UK judge rules WikiLeaks' Assange should not be extradited to US
NBC News | London
The Daily Tribune – www.newsofbahrain.com
WikiLeaks founder Julian Assange cannot be legally extradited to the US to face espionage charges over the publication of secret American military documents, a British court ruled Monday.
District Judge Vanessa Baraitser delivered her decision at London's Old Bailey court, in a case that has pitted national security against freedom of expression. A crowd of reporters gathered outside as a small group of supporters chanted "Free Julian Assange."
If successful Assange, 49, could still be transferred to the US, where he faces a maximum of 175 years in prison if convicted on 17 espionage charges and one charge of computer misuse.
Referring to Assange's defence team's argument that the UK's action against him is political and therefore incompatible with the US-UK extradition treaty, the judge said this "didn't provide the basis to prevent" his extradition.
But Assange's team argued that he could not be extradited on health grounds and Baraitser accepted that Assange suffers from clinical depression and had struggled to control thoughts of suicide or self-harm. the judge agreed with this argument and ordered his discharge.
Assange has consistently claimed he was acting as a journalist but Baraitser said Assange's activity in receiving hundreds of thousands of classified files from US Army intelligence analyst Chelsea Manning went beyond investigative journalism.
The judge dismissed a range of Assange team protests about the extradition, including their claim that a jury in any US court action will be made up of government employees and therefore biased, and that he will not be afforded protections under the US Constitution.
"I've considered and rejected any suggestion that as a foreign national Mr Assange would not be afforded the protections of the US Constitution," she said.
Prosecutors in the US say Assange conspired with Manning to hack into a Pentagon computer and release hundreds of thousands of secret diplomatic cables and military files.
Assange listened silently to the judge's summation, wearing a blue suit and grey face mask.
Among those files published in 2010 by WikiLeaks was a video of a 2007 Apache helicopter attack by American forces in Baghdad, which killed a dozen people.
Assange's supporters say the leaked documents exposed US military wrongdoing and argue he was acting as a journalist.
The Australian national has been in a British prison since his ejection from the Ecuadorian Embassy in London in April 2019. He was granted asylum by Ecuador in 2012 over fears he could face possible extradition to the US related to his work with WikiLeaks. He also sought to avoid extradition to Sweden over sex offence allegations, which were subsequently dropped in 2015.
Ahead of the ruling, Assange's partner, Stella Moris, with whom he had two children while living in the embassy, told NBC News in a US TV exclusive that he was "an innocent man who's been in prison for almost two years for publishing the truth about state crimes, about war crimes, about human rights abuses. This is a stain on democracy."
Calling on President Donald Trump and President-elect Joe Biden to pardon him, she said it would save Assange's life, save her family's life and "also save the First Amendment."
"Democracy itself is at stake with this case, because it's a frontal attack on our right to know, on holding governments accountable," said Moris, who was a member of Assange's legal team.
Assange has remained in prison since the US extradition hearings began in February. They were postponed until September due to the coronavirus pandemic.
Moris said she was "extremely worried" because there had been a Covid-19 outbreak on his wing.

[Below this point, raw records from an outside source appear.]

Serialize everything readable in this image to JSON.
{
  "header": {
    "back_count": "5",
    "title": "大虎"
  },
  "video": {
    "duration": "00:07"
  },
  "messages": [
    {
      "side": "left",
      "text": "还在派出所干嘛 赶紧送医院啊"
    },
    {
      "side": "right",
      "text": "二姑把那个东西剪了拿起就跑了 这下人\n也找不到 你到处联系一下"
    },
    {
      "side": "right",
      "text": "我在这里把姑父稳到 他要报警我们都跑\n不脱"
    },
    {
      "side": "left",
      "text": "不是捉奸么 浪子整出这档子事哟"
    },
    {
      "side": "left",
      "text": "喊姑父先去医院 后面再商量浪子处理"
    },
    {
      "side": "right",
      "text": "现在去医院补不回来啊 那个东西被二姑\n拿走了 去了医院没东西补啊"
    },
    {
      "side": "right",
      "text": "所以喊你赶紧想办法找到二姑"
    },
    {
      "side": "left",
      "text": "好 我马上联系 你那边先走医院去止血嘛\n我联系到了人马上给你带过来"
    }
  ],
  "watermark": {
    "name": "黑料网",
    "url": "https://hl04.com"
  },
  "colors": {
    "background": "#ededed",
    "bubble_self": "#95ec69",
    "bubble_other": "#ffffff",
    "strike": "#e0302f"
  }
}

She added that her children spoke to Assange daily, "but they should be with their father. They should have their father's comfort in his house. And they can't."
Agnes Callamard, director of Columbia University Global Freedom of Expression, an initiative that works to protect the free flow of information, said that "Assange's leaks and reporting are protected under the right to freedom of expression" and that "reporting unlawful killings is protected under international law."
Speaking ahead of the ruling, she said the English court should reject the extradition to the US where Assange would likely "become the first journalist to be prosecuted for exposing human rights violations and war crimes."
"Governments may legitimately withhold information but not that which concern violations of international human rights and humanitarian law because of their public interest," she added.
The ruling comes at a delicate time for transatlantic relations. The UK is keen to strike a post-Brexit trade deal with the U.S., which is itself preparing for a new administration under Biden.
Last year, the United States refused to extradite to Britain a US diplomat's wife, Anne Sacoolas, who was involved in a car crash that killed a British teenager.